Washington Metro is facing a $750 million shortfall in its 2025 budget and may have to cut service as soon as next spring. Meanwhile, its board of directors will be asked to approve an expansion of its Blue Line that will cost at least $30 billion and probably much more.
As the Antiplanner noted last July, the new line is supposedly needed because the existing Blue, Orange, and Silver lines all use the same tunnel under the Potomac River and the line can only handle 26 trains per hour. The Blue Line trains were running at capacity when the Silver Line opened, so Metro lost more Blue Line riders than it gained Silver Line riders when Blue Line trains were cut to make room for Silver Line trains.
The new Blue Line tunnel would be only a bit north of the existing tunnel and the line would continue to parallel so close to the existing line that it would actually share at least one station. In other words, it will provide no new mobility; it will merely increase the capacity of a system that should never have been built in the first place. To justify the expense of building the tunnel, Metro planners propose to extend the Blue Line south into Prince George’s County and then turn back into Virginia, making the line a circular loop.
When asked how Metro can justify spending the money to build this extension when it can’t afford to operate the trains it has, Metro staff responded that construction and operations come from two different line items in the agency’s books. But both will require tax increases, so from the taxpayer point of view this is meaningless.
The extension into Prince George’s County should worry residents of that county. Prince George’s has become a refuge from high housing prices for black and other low-income families: 60 percent of its residents are black compared with 42 percent for DC itself, less than 20 percent in Montgomery County and less than 10 percent in Arlington and Loudoun counties. Prince George’s County has the least restrictive land-use rules in the region which makes for the most affordable housing.

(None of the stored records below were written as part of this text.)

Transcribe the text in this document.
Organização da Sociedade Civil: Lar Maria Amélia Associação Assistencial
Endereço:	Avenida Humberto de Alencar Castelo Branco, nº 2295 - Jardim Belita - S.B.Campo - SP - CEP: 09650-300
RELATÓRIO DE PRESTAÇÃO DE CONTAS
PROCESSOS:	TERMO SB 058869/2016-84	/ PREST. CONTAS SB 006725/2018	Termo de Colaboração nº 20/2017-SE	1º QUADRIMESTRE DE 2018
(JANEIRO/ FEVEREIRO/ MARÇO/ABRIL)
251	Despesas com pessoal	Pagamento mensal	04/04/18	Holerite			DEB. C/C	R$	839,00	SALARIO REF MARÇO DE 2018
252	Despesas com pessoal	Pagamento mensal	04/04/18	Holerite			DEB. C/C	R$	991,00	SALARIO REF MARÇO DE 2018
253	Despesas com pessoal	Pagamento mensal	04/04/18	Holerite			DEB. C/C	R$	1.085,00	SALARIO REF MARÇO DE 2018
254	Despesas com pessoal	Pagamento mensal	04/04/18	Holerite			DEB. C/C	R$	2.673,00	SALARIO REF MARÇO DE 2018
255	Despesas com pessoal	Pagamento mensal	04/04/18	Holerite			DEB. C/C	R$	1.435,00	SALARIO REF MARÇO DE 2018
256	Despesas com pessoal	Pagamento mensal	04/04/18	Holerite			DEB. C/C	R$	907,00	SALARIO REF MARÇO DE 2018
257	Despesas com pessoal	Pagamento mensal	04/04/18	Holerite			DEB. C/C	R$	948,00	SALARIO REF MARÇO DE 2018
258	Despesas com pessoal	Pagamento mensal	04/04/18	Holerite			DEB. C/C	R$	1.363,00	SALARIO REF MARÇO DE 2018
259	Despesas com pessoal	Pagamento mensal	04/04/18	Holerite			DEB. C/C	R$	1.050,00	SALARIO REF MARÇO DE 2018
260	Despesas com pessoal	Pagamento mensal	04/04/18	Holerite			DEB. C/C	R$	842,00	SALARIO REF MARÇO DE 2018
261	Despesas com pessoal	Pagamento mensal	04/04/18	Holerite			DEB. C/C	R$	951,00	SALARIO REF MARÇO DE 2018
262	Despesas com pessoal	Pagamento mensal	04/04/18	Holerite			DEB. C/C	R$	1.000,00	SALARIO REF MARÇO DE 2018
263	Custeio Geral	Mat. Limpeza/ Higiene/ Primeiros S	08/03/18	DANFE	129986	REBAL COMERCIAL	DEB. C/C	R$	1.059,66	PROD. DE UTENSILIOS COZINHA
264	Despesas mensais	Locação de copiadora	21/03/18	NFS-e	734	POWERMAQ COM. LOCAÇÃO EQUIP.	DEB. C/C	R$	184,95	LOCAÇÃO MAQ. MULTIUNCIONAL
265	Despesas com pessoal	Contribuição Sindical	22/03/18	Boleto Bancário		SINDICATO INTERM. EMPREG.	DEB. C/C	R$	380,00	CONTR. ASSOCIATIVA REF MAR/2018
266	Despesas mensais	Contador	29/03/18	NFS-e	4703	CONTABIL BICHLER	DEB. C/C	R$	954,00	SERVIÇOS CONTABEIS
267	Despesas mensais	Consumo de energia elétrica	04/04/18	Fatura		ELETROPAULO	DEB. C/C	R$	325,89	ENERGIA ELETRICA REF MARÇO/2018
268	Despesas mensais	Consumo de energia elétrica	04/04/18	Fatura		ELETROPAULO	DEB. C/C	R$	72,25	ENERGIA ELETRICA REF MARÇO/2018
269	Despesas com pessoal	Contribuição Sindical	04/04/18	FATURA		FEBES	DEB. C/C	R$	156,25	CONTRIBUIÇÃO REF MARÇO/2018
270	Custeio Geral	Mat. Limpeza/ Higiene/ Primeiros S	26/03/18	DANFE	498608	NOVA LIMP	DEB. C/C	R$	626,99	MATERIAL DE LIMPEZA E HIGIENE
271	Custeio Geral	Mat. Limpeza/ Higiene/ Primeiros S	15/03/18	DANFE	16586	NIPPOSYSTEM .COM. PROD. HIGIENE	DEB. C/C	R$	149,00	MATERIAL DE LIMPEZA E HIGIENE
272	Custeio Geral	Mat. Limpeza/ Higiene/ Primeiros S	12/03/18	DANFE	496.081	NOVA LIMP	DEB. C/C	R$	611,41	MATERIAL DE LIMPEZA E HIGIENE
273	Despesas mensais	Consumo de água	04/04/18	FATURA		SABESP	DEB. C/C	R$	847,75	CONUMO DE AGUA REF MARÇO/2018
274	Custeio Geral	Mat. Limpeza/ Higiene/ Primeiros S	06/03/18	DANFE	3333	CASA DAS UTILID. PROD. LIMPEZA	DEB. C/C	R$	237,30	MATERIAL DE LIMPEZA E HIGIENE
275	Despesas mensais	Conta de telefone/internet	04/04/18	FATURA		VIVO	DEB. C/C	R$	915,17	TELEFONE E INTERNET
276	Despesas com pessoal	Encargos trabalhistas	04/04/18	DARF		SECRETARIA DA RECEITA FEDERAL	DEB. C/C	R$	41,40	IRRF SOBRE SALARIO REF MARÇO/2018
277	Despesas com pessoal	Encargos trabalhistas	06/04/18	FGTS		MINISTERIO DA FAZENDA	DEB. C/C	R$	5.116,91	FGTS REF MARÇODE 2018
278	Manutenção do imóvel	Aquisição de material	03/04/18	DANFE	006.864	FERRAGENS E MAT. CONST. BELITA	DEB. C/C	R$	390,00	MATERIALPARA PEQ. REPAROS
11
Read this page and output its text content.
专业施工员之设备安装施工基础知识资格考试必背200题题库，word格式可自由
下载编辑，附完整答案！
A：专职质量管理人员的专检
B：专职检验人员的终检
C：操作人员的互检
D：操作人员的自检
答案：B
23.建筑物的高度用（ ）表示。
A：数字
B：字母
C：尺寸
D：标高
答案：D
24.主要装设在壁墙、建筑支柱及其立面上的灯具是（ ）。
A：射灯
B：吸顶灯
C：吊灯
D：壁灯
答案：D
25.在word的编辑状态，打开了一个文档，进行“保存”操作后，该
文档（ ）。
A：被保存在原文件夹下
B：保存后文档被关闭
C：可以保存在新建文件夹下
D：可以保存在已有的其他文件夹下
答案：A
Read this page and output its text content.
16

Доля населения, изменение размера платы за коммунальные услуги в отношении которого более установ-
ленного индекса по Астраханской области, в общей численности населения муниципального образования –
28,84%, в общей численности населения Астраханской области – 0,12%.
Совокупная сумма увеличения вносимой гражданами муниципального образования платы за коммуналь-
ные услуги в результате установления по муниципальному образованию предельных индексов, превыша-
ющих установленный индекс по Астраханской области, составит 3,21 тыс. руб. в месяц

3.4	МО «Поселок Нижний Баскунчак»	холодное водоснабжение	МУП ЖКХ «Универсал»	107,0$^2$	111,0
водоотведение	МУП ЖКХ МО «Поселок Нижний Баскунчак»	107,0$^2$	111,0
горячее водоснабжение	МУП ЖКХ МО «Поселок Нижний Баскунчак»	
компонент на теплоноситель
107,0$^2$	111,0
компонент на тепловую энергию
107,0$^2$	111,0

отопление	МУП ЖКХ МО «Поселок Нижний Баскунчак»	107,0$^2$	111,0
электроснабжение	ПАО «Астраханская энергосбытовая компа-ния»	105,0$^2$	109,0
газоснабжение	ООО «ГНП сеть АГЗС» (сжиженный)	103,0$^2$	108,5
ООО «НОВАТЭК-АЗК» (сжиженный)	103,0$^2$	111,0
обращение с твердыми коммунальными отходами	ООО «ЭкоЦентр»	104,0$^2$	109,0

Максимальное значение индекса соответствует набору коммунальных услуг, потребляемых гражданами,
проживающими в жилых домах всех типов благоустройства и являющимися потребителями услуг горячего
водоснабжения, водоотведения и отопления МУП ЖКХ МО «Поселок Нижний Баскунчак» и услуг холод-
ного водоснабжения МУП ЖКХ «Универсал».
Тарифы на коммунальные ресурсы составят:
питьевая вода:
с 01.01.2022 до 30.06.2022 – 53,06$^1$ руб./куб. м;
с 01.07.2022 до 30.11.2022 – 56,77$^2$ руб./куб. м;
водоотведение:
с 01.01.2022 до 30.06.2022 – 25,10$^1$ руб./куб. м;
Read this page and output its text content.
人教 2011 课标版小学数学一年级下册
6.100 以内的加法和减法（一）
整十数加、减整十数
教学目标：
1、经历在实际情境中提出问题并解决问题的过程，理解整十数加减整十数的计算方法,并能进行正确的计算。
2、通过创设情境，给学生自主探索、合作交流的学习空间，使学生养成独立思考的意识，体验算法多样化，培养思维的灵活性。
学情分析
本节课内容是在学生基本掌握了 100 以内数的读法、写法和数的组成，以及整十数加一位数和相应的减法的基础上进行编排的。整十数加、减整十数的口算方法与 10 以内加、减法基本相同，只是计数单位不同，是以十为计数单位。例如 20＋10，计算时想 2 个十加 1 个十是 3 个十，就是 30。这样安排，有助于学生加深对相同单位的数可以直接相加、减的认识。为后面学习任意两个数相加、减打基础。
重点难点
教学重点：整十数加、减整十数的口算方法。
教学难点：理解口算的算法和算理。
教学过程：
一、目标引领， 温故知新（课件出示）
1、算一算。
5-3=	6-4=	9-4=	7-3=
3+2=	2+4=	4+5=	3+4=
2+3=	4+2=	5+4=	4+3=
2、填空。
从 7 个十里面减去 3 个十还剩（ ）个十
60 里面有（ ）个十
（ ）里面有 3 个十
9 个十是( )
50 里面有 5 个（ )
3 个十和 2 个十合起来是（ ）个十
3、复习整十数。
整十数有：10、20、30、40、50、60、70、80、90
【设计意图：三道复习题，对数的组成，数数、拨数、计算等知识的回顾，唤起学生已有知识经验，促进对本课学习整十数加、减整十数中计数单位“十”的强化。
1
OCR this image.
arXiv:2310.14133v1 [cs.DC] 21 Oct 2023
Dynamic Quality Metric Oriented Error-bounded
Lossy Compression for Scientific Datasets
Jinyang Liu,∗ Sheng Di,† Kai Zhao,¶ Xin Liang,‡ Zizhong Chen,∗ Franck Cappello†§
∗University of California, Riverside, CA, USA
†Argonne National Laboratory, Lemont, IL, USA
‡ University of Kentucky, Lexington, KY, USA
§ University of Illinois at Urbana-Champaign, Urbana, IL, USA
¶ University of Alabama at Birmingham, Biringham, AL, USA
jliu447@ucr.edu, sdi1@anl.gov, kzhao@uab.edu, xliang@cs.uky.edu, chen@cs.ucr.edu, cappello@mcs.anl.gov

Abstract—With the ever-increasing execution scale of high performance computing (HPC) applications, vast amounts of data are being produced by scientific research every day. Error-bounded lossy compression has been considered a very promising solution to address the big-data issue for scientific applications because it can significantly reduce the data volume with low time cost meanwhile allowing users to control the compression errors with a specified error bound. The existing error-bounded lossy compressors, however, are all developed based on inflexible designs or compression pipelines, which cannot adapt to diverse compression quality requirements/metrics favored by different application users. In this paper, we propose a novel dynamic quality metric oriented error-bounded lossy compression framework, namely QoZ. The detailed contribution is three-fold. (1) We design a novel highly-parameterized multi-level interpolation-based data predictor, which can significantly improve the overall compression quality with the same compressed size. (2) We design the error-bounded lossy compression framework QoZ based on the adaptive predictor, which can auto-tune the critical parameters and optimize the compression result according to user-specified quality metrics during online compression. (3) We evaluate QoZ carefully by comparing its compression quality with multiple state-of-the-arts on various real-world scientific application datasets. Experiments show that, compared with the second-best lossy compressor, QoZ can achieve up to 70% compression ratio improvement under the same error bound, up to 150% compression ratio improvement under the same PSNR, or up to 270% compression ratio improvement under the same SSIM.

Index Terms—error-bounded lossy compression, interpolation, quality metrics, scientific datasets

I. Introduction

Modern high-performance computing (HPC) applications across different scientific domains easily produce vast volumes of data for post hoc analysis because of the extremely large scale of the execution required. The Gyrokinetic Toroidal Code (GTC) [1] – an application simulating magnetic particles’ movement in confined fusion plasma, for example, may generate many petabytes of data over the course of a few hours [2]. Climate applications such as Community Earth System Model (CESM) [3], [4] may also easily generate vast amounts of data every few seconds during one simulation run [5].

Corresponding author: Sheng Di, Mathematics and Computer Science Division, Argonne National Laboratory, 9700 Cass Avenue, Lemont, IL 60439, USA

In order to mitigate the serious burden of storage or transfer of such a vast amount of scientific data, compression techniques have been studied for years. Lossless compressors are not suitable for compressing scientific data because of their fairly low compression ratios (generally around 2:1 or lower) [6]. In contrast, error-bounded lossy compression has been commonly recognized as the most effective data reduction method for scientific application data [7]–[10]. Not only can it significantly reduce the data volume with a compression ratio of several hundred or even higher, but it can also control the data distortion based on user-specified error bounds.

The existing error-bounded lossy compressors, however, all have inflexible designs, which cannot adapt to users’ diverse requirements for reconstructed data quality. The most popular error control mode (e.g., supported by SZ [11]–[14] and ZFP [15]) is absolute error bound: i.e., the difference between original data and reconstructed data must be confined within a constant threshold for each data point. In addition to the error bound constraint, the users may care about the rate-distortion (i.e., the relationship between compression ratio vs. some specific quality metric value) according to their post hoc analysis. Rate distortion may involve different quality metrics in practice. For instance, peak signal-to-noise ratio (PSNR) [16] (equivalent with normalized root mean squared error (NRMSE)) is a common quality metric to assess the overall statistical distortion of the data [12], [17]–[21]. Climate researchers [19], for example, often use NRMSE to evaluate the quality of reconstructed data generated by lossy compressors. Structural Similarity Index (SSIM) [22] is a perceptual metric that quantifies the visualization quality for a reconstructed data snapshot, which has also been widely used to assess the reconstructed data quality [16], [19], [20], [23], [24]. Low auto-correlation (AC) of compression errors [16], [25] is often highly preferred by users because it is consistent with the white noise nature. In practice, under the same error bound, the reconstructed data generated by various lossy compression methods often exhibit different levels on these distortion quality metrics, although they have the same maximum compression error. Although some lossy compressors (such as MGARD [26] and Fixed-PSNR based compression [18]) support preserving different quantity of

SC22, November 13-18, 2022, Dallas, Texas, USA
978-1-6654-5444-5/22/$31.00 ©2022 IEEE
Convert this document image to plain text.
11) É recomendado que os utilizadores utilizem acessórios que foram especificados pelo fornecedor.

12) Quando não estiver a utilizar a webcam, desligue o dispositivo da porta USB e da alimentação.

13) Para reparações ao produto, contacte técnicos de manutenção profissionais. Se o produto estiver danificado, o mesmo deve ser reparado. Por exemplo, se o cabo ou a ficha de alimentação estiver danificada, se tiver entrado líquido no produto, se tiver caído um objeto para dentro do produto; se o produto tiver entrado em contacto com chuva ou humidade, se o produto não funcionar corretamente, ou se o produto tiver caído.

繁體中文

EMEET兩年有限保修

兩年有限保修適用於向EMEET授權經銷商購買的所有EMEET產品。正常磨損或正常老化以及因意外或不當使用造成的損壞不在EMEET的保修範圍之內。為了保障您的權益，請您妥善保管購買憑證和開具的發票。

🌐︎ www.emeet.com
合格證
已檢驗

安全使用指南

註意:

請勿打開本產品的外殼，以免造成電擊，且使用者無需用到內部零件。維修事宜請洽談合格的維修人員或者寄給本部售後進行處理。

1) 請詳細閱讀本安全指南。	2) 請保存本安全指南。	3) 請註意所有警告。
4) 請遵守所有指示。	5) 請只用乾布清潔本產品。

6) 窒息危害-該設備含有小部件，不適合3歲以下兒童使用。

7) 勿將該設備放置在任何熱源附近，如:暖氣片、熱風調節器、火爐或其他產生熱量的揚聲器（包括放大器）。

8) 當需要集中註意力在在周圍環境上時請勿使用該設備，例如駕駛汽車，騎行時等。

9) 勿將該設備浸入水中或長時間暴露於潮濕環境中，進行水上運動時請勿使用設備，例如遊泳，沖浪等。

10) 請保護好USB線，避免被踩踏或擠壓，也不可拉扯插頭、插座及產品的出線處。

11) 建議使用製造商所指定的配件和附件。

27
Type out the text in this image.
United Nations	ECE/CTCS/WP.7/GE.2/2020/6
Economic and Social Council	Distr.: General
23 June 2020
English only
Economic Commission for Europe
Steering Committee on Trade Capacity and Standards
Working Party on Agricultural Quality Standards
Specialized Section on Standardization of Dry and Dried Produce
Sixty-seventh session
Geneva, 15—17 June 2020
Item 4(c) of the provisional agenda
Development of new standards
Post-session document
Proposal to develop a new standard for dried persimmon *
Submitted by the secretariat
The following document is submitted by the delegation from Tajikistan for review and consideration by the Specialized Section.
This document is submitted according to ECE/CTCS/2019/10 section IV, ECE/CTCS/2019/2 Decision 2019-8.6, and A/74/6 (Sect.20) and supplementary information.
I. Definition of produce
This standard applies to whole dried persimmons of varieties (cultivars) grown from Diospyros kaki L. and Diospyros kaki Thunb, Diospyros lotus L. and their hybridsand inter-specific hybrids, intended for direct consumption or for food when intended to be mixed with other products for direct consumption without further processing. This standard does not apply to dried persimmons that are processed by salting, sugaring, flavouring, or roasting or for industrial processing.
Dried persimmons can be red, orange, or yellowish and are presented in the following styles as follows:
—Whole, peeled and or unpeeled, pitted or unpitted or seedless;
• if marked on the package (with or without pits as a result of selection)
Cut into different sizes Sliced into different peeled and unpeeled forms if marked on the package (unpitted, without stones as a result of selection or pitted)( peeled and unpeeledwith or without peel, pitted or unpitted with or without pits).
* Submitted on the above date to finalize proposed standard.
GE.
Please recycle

When the Metro Rail system was first conceived, planners proposed to build lines only to white, middle-class neighborhoods because they judged that blacks wouldn’t be able to afford to ride the trains anyway. Objections from blacks led Metro to eventually build a line into the black neighborhood of Anacostia and crossing the Anacostia River into Prince George’s County.
Far from helping black families, DC followed the extension by gentrifying the neighborhood with the help of tax-increment financing and government-funded buildings. This pushed thousands of black families out of their homes. If Metro builds a new Blue Line into Prince George’s County, it will almost certainly demand that the county do the same in order to to boost ridership by building transit-oriented developments. Residents of the area should firmly resist the Blue Line plan.
Regardless of what happens in Prince George’s County, the plan is a turkey in any case. Since the pandemic has killed the downtown Washington office market, the Blue Line trains are no longer running at capacity.
To justify the proposed expansion, Metro says it projects that ridership will increase 35 percent in the next few years. But, it admits, that projection is based on pre-pandemic data. Planners say they will make a new projection after the board decides to build the new rail line and the agency identifies a preferred alternative. How typical of a transit agency to base multi-billion-dollar decisions on data that it knows to be wrong.